History

Canada
- Name: Calcutta
- Namesake: Calcutta
- Owner: James Ross (Quebec merchant)
- Port of registry: Quebec
- Builder: Charland, Pointe de Lévy
- Launched: 1874
- Fate: Wrecked 8 November 1875

General characteristics
- Tonnage: 1,454 GRT, or 1,448 GRT; 1,427 NRT, or 1,428 NRT;
- Length: 209 ft 0 in (63.7 m)
- Beam: 40 ft 1 in (12.2 m)
- Depth: 21 ft 4 in (6.5 m)

= Calcutta (1874 ship) =

Wrecked Canadian sailing ship

Calcutta was a wooden three-masted sailing ship launched in Quebec in 1874. She wrecked on the north side of Grindstone Island in the Magdalen Islands, Quebec, on 8 November 1875.

Calcutta first appeared in Lloyd's Register (LR) in 1874.

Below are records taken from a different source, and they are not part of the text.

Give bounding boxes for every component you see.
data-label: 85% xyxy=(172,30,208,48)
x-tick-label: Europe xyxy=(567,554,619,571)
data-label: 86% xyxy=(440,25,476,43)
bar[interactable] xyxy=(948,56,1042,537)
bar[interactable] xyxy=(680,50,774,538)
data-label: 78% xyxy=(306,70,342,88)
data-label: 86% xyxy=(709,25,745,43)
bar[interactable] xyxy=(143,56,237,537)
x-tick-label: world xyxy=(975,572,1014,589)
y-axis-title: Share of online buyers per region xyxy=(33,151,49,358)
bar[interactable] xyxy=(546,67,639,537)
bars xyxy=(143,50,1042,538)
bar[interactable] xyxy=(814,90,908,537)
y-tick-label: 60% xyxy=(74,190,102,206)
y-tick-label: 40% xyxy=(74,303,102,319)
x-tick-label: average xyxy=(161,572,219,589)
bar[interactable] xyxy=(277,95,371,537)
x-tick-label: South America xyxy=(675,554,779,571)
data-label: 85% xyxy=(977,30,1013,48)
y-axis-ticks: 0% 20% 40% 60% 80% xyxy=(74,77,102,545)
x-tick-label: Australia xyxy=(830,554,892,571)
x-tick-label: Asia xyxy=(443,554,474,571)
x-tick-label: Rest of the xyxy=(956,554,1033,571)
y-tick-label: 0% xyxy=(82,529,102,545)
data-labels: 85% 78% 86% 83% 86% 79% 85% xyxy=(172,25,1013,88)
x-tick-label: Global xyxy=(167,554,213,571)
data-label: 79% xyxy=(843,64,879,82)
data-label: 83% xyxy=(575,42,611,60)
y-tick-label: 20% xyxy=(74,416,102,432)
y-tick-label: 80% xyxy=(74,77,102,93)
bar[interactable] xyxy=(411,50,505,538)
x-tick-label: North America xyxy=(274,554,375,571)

| Year | Master | Owner | Home port | Source |
|---|---|---|---|---|
| 1874 | W.Fullerton | J.G.Ross | Quebec | LR |

Calcutta left Quebec on 4 November 1875, bound for Liverpool. Four days later, in poor visibility, a strong current caused her to strike a rock. The crew and a lady passenger took to a boat, against the captain's orders. The boat overturned, drowning them. The captain and four crew members stayed with the ship and were later saved. Twenty-three people had lost their lives. Calcutta, valued at $50,000, was a total loss, as was her cargo, valued at $20,000.